Lecture 1: Intro; Fault Models — Whiteboard Descriptions

These are text descriptions of the whiteboard PDF from the lecture on March 30, 2026. See also the whiteboard PDF and the notes.

These materials were drafted by AI based on the live whiteboard PDF and audio transcript from the corresponding lecture and then reviewed and edited by course staff. They may contain errors.

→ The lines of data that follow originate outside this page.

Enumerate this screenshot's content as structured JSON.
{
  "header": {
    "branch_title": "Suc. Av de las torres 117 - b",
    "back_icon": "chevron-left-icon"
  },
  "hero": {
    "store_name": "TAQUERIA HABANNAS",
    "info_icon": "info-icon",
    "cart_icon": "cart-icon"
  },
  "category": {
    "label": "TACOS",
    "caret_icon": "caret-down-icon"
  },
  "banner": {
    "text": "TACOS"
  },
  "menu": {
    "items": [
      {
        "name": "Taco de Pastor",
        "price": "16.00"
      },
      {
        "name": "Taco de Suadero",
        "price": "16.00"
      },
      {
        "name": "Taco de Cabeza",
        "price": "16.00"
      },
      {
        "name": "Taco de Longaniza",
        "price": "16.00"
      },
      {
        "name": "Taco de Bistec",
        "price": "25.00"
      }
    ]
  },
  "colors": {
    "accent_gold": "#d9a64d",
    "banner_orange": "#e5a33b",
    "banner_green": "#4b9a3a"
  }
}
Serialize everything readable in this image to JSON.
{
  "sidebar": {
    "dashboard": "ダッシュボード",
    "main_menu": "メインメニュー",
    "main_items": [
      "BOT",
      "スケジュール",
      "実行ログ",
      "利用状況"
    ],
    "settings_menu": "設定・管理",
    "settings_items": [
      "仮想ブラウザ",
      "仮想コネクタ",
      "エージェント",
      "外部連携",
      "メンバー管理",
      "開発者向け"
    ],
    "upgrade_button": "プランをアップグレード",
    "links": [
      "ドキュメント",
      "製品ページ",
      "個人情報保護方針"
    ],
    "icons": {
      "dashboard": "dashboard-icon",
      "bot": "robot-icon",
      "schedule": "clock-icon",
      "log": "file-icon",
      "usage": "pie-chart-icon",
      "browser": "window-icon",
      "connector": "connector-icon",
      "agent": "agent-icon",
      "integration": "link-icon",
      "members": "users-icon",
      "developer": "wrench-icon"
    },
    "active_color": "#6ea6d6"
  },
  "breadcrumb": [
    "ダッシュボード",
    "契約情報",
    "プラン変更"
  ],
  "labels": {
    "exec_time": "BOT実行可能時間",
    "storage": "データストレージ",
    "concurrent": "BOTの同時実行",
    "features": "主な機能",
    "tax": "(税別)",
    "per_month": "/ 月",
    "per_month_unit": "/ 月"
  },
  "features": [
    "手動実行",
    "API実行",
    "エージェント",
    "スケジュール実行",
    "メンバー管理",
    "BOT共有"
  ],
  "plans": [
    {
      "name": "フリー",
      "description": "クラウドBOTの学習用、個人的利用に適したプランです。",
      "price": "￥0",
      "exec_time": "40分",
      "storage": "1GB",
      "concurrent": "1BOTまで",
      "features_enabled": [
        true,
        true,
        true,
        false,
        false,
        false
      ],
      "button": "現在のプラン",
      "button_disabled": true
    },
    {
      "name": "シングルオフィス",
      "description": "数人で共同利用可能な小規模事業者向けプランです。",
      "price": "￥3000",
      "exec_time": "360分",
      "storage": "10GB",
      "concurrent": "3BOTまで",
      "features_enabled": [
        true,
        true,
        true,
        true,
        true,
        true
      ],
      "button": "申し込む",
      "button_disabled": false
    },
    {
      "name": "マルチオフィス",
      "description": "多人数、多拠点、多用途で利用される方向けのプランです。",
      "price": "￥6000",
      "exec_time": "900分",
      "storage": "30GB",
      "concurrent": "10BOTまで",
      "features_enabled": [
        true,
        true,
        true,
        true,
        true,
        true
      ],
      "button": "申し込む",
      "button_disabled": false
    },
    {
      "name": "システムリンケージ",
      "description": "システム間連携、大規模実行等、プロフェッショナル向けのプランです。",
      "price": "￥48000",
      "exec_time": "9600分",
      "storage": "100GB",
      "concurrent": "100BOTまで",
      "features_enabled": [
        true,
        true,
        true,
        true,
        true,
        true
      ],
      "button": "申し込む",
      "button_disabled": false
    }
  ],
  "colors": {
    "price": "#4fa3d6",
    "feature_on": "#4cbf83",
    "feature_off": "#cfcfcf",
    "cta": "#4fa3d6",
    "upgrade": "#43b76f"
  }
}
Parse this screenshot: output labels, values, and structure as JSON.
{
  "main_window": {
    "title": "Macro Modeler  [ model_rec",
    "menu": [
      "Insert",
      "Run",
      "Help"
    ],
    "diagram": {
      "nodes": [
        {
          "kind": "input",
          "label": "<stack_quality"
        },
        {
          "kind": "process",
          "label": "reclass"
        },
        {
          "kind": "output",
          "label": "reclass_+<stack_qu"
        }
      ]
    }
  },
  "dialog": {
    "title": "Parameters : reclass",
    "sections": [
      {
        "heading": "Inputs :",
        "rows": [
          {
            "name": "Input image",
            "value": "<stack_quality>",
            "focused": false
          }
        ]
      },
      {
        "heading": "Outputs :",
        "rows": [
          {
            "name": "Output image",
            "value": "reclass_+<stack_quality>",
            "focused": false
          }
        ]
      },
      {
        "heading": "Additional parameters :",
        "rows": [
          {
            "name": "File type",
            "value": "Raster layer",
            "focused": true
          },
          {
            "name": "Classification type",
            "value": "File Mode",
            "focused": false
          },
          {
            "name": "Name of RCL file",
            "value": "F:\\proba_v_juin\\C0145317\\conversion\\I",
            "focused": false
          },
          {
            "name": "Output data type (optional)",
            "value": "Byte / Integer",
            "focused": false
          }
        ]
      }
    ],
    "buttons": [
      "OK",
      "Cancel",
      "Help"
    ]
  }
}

Please let us know if you spot any.

What is a Distributed System?

Multiple machines
- machines are faulty
- concurrency!
Connected by a network
- the network is faulty
Leslie Lamport

Why?

Harness the power of multiple machines
- Horizontal scaling
Redundancy / replication
- Fault tolerance
Placing data near users

How hard is it to build a Distributed System?

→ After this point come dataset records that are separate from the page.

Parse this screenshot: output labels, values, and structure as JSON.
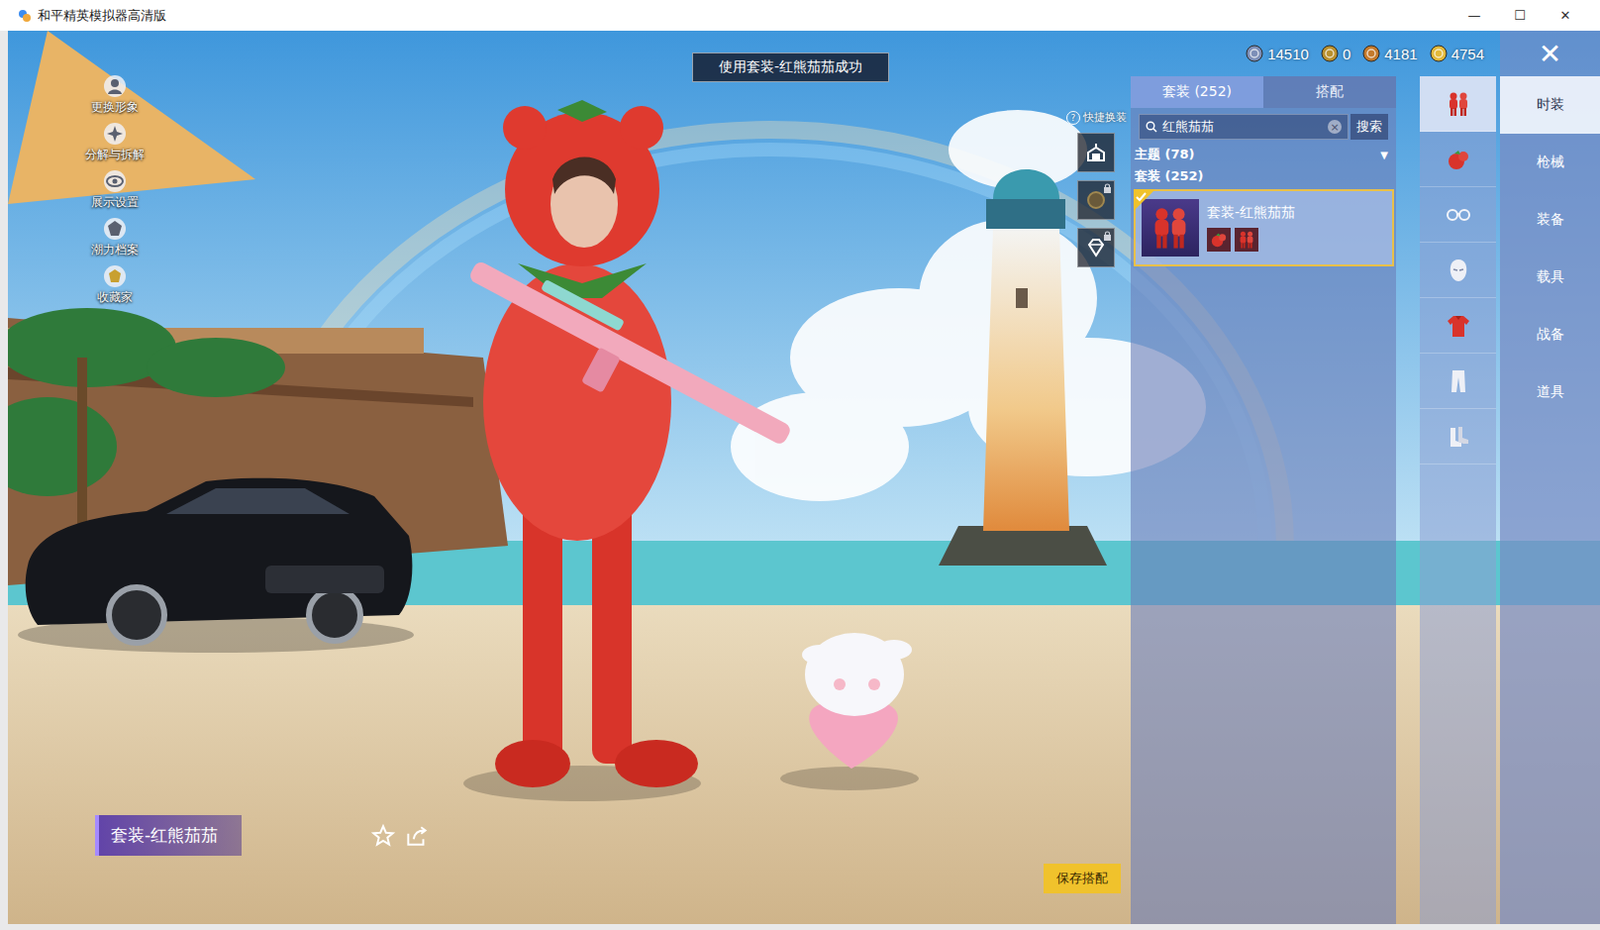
{
  "window": {
    "title": "和平精英模拟器高清版",
    "controls": [
      "—",
      "☐",
      "✕"
    ]
  },
  "side_menu": [
    {
      "label": "更换形象",
      "kind": "avatar"
    },
    {
      "label": "分解与拆解",
      "kind": "decompose"
    },
    {
      "label": "展示设置",
      "kind": "display"
    },
    {
      "label": "潮力档案",
      "kind": "profile"
    },
    {
      "label": "收藏家",
      "kind": "collector"
    }
  ],
  "toast": "使用套装-红熊茄茄成功",
  "currencies": [
    {
      "amount": "14510",
      "color": "#7d8fb8"
    },
    {
      "amount": "0",
      "color": "#b8902e"
    },
    {
      "amount": "4181",
      "color": "#c47a2c"
    },
    {
      "amount": "4754",
      "color": "#e2b93a"
    }
  ],
  "close": "✕",
  "quick_change": {
    "label": "快捷换装",
    "help": "?",
    "buttons": [
      {
        "kind": "wardrobe",
        "locked": false
      },
      {
        "kind": "badge",
        "locked": true
      },
      {
        "kind": "gem",
        "locked": true
      }
    ]
  },
  "panel": {
    "tabs": [
      {
        "label": "套装 (252)",
        "selected": true
      },
      {
        "label": "搭配",
        "selected": false
      }
    ],
    "search": {
      "value": "红熊茄茄",
      "clear": "×",
      "button": "搜索"
    },
    "filter": {
      "label": "主题 (78)",
      "arrow": "▼",
      "expanded": false
    },
    "section": "套装 (252)",
    "items": [
      {
        "name": "套装-红熊茄茄",
        "selected": true,
        "equipped": true,
        "parts": [
          {
            "kind": "hat"
          },
          {
            "kind": "suit"
          }
        ]
      }
    ]
  },
  "categories": [
    {
      "kind": "suit",
      "selected": true
    },
    {
      "kind": "hat",
      "selected": false
    },
    {
      "kind": "glasses",
      "selected": false
    },
    {
      "kind": "mask",
      "selected": false
    },
    {
      "kind": "top",
      "selected": false
    },
    {
      "kind": "pants",
      "selected": false
    },
    {
      "kind": "shoes",
      "selected": false
    }
  ],
  "nav": [
    {
      "label": "时装",
      "selected": true
    },
    {
      "label": "枪械",
      "selected": false
    },
    {
      "label": "装备",
      "selected": false
    },
    {
      "label": "载具",
      "selected": false
    },
    {
      "label": "战备",
      "selected": false
    },
    {
      "label": "道具",
      "selected": false
    }
  ],
  "name_plate": {
    "title": "套装-红熊茄茄",
    "favorited": false
  },
  "save_button": "保存搭配"
}
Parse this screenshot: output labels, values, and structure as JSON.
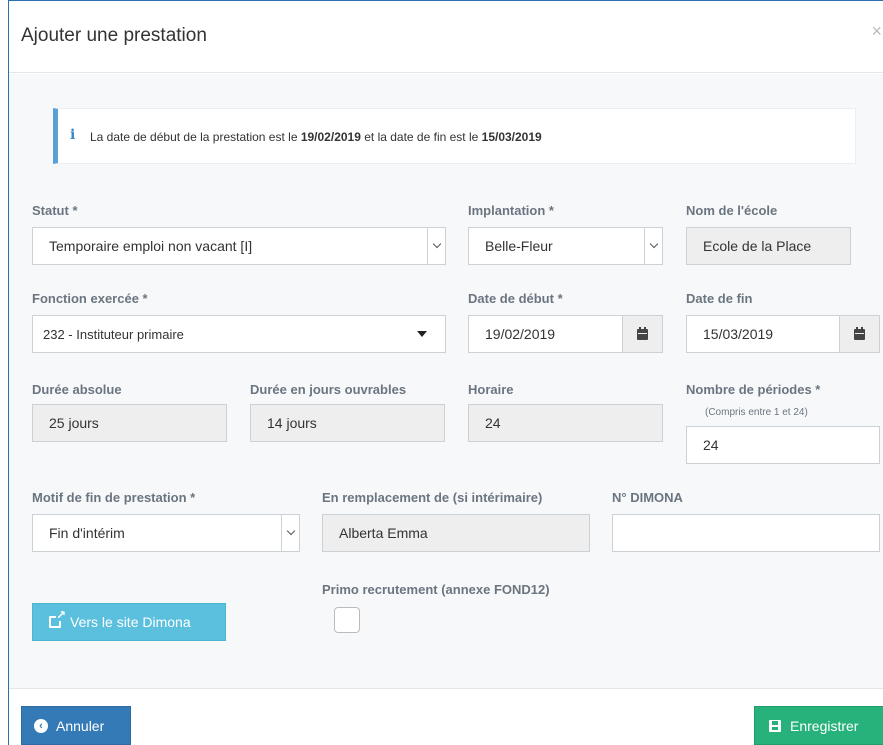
{
  "modal": {
    "title": "Ajouter une prestation",
    "close_glyph": "×"
  },
  "alert": {
    "icon": "info-icon",
    "text_before": "La date de début de la prestation est le ",
    "start_date": "19/02/2019",
    "text_middle": " et la date de fin est le ",
    "end_date": "15/03/2019"
  },
  "form": {
    "statut": {
      "label": "Statut *",
      "value": "Temporaire emploi non vacant [I]"
    },
    "implantation": {
      "label": "Implantation *",
      "value": "Belle-Fleur"
    },
    "nom_ecole": {
      "label": "Nom de l'école",
      "value": "Ecole de la Place"
    },
    "fonction": {
      "label": "Fonction exercée *",
      "value": "232 - Instituteur primaire"
    },
    "date_debut": {
      "label": "Date de début *",
      "value": "19/02/2019"
    },
    "date_fin": {
      "label": "Date de fin",
      "value": "15/03/2019"
    },
    "duree_absolue": {
      "label": "Durée absolue",
      "value": "25 jours"
    },
    "duree_ouvrables": {
      "label": "Durée en jours ouvrables",
      "value": "14 jours"
    },
    "horaire": {
      "label": "Horaire",
      "value": "24"
    },
    "nombre_periodes": {
      "label": "Nombre de périodes *",
      "hint": "(Compris entre 1 et 24)",
      "value": "24"
    },
    "motif_fin": {
      "label": "Motif de fin de prestation *",
      "value": "Fin d'intérim"
    },
    "remplacement": {
      "label": "En remplacement de (si intérimaire)",
      "value": "Alberta Emma"
    },
    "dimona": {
      "label": "N° DIMONA",
      "value": ""
    },
    "primo": {
      "label": "Primo recrutement (annexe FOND12)",
      "checked": false
    }
  },
  "buttons": {
    "dimona_site": "Vers le site Dimona",
    "cancel": "Annuler",
    "save": "Enregistrer"
  },
  "colors": {
    "primary": "#337ab7",
    "info": "#5bc0de",
    "success": "#26b27a",
    "alert_border": "#5aa0d8"
  }
}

Hard to maintain "coherence"
- replication makes updates hard
Multiple machines working — one could fail
- partial failure
Concurrency

Fault Model

A fault model is a list of failures we plan to tolerate — tolerate automatically.

What failures are possible?

Power goes out — machines crash
Network faults:
- reordering (standard fault model)
- dropped (standard fault model)
- duplicate (standard fault model)
- delay (standard fault model)
- corruption
- message injection
- unplug the cable — drop
Machine crashes (standard fault model)

Items marked as "standard fault model" are the failures included in the standard fault model used throughout this course.